Kenya, 7 April 2026 - Tech giant Google has introduced Gemma 4, the company’s latest family of artificial intelligence models.
According to the Company, the family, which it labelled as the “most intelligent open models to date,” comes in four sizes: Effective 2B, Effective 4B, 26B Mixture of Experts, and 31B Dense.
Google says that these models have the capability to independently handle complex logic and agentic workflows by interacting with tools and software.
The models were engineered using the same research used to build Gemini 3 and can run on various hardware, including mobile phones, laptops, developer workstations, and accelerators.
The models were launched under the Apache-2.0 license, which allows developers to freely use, modify, and deploy the models across different environments, a move aimed at boosting adoption.
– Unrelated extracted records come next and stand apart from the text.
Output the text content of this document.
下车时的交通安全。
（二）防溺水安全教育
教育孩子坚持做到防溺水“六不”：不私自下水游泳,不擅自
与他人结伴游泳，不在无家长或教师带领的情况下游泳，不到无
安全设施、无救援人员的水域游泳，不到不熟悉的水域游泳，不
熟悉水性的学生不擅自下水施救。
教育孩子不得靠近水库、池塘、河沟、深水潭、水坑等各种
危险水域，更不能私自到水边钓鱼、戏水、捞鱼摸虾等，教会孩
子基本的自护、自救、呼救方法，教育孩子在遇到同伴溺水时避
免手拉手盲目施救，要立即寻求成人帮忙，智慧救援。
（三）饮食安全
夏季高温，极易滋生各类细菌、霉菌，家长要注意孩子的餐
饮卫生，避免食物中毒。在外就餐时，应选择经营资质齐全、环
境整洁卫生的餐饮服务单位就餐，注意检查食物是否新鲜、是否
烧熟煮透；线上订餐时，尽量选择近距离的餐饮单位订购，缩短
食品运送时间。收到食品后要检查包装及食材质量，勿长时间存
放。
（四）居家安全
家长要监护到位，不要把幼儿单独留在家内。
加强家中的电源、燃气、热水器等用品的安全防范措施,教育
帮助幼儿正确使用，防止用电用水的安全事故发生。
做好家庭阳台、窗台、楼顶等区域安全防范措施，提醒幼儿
“This breakthrough builds on incredible community momentum: since the launch of our first generation, developers have downloaded Gemma over 400 million times, building a vibrant Gemmaverse of more than 100,000 variants,” Google said.
“We listened closely to what innovators need next to push the boundaries of AI, and Gemma 4 is our answer: breakthrough capabilities made widely accessible under an Apache 2.0 license,” it added.
A key highlight of Gemma 4 is that the E2B and E4B models can actually run directly on devices such as smartphones, laptops, and Internet of Things (IoT) hardware without requiring constant internet access.
More from Kenya
According to the tech company, these models can support text, images, video, and audio, with minimal delay and reduced battery usage.
However, on the other hand, the 26B Mixture of Experts and 31B Dense models in Gemma 4 are primarily built for higher-end computing devices rather than mobile hardware.
Google says that these models are engineered to run on powerful systems such as developer workstations, high-performance desktop PCs, and servers equipped with advanced GPUs like the NVIDIA H100.
“At the edge, our E2B and E4B models redefine on-device utility, prioritizing multimodal capabilities, low-latency processing, and seamless ecosystem integration over raw parameter count,” Google said.
The development comes at a time when tech companies are racing in the AI space to deliver powerful Large Language Models that are more efficient and can handle complex tasks.